С этими словами он размахнулся и бросил вниз знамя чомпи. Толпа встретила его слова ревом. С радостной злобой купцы и ремесленники, богатые шерстяники и торговцы, аптекари и сукноделы — вся благородная Флоренция, будто стая обезумевших от голода шакалов, захлебываясь воем, бросилась на полотнище, распростершееся на мостовой. Его сорвали с древка, на него плевали, его топтали и рвали, словно живого, ненавидимого, поверженного, но все еще страшного врага.

Со странной, застывшей, будто наклеенной на лицо улыбкой Сальвестро смотрел вниз на воющий, извивающийся клубок тел, который перекатывался над тем местом, где лежало знамя, потому что каждому хотелось пнуть его, потоптать или хотя бы только наступить на кончик.
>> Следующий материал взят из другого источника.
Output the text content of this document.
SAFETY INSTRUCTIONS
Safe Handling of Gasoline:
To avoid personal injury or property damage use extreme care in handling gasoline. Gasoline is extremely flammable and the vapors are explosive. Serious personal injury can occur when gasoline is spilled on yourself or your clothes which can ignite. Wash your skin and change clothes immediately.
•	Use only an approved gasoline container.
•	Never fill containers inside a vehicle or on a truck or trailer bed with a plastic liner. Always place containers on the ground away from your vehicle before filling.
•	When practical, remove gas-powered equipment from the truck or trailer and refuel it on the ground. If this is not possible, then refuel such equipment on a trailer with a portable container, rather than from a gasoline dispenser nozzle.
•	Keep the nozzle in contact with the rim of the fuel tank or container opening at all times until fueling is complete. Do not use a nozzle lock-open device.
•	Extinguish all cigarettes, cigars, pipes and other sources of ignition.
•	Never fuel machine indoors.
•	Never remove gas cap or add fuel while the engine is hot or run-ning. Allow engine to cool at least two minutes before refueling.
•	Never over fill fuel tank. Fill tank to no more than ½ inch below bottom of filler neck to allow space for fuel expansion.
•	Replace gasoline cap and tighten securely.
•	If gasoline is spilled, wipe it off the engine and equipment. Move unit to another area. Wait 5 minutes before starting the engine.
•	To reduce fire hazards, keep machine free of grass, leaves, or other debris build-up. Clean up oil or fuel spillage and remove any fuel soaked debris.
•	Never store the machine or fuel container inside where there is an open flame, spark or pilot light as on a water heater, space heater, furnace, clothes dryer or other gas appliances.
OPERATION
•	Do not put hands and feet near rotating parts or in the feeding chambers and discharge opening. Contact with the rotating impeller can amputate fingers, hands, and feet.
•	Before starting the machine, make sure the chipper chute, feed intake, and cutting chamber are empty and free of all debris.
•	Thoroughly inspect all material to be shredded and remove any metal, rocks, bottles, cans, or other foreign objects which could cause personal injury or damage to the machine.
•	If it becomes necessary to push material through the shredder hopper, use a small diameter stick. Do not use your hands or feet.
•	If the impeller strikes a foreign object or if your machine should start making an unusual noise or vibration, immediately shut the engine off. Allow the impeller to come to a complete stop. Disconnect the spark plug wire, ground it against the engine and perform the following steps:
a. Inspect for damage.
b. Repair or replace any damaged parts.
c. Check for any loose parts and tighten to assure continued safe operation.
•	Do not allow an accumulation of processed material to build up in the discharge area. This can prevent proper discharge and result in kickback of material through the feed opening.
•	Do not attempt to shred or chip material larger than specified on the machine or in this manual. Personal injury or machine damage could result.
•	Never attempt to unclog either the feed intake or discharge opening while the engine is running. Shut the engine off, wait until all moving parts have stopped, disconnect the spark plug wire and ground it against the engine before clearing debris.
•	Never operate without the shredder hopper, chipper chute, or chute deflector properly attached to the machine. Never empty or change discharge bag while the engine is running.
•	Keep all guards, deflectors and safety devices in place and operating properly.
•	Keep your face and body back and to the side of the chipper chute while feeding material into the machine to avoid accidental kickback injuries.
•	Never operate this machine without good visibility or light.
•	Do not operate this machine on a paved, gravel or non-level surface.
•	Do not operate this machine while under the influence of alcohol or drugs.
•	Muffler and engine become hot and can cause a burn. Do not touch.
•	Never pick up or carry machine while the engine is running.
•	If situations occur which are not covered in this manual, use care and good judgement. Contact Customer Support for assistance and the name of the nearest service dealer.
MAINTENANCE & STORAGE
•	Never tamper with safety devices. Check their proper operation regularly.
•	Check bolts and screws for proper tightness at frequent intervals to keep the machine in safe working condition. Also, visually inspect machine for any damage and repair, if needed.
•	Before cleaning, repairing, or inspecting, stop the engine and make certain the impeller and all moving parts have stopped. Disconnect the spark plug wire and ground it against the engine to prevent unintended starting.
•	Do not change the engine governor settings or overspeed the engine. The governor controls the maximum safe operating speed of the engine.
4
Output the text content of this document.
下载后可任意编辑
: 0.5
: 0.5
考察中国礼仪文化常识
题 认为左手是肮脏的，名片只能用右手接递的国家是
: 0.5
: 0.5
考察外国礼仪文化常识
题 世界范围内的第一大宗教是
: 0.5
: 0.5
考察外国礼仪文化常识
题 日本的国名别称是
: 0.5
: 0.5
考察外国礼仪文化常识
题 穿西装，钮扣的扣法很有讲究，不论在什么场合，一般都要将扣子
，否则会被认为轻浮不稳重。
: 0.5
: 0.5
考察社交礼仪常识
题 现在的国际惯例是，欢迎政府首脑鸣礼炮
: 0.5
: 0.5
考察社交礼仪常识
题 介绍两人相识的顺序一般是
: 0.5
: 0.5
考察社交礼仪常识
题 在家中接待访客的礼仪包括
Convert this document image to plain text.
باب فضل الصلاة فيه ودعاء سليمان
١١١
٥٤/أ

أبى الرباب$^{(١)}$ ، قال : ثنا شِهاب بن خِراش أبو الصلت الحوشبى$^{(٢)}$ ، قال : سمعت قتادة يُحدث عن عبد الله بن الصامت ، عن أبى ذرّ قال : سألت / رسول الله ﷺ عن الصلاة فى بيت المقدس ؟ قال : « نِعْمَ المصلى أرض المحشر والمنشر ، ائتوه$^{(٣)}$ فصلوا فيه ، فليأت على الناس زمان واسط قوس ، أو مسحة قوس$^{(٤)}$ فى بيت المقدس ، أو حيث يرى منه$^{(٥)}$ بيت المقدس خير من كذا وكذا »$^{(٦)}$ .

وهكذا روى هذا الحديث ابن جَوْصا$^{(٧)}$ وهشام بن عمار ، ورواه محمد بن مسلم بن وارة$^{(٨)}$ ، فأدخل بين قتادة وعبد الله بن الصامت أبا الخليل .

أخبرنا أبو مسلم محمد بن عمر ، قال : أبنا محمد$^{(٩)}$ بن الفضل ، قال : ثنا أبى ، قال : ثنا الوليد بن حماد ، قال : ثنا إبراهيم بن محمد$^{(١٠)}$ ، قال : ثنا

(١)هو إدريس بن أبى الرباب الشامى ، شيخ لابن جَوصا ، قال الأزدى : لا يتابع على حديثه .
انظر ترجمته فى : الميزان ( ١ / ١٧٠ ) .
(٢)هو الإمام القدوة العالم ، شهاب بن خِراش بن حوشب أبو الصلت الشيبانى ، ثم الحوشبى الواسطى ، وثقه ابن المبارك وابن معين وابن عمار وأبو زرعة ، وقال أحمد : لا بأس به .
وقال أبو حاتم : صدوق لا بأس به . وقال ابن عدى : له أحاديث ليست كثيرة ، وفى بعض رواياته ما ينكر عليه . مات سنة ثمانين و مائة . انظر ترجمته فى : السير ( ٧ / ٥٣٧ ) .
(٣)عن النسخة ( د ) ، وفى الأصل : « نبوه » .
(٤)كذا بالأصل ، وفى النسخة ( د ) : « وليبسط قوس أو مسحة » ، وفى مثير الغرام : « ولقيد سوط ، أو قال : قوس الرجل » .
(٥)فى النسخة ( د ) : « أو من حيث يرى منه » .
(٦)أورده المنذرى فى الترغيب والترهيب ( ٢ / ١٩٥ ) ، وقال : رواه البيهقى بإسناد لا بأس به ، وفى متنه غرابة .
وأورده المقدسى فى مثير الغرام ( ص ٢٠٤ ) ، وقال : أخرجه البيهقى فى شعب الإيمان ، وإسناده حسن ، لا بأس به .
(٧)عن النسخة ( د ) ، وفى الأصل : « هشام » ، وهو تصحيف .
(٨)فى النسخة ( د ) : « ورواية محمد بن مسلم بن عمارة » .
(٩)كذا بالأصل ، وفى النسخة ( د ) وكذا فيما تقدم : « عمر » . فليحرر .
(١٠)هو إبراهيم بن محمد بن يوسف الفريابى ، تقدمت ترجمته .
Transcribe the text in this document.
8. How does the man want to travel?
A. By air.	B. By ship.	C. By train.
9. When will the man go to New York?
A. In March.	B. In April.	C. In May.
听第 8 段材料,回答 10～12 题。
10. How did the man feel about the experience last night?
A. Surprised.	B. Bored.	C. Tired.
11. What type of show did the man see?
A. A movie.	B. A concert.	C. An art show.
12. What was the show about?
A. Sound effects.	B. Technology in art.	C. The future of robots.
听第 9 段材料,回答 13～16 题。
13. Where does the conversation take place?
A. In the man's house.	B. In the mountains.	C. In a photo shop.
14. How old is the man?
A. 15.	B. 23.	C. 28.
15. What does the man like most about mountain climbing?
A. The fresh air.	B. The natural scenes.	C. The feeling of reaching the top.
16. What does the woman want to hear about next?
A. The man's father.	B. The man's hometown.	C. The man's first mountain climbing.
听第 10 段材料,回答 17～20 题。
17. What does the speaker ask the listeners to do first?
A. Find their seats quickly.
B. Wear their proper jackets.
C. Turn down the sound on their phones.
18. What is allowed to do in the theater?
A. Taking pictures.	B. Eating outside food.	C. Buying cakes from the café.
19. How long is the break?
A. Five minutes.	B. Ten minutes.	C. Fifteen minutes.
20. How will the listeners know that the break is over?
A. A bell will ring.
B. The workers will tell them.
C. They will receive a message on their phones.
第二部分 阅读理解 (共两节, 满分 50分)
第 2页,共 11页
Наконец он решил, что они утолили свою злобу и достаточно натешились. Он поднял руку и крикнул, что хочет говорить. Пополаны немного утихли и, задрав головы, стали слушать. Сальвестро снова похвалил их за храбрость и решительность, однако напомнил, что враг их далеко не разбит, что им надлежит завершить начатое.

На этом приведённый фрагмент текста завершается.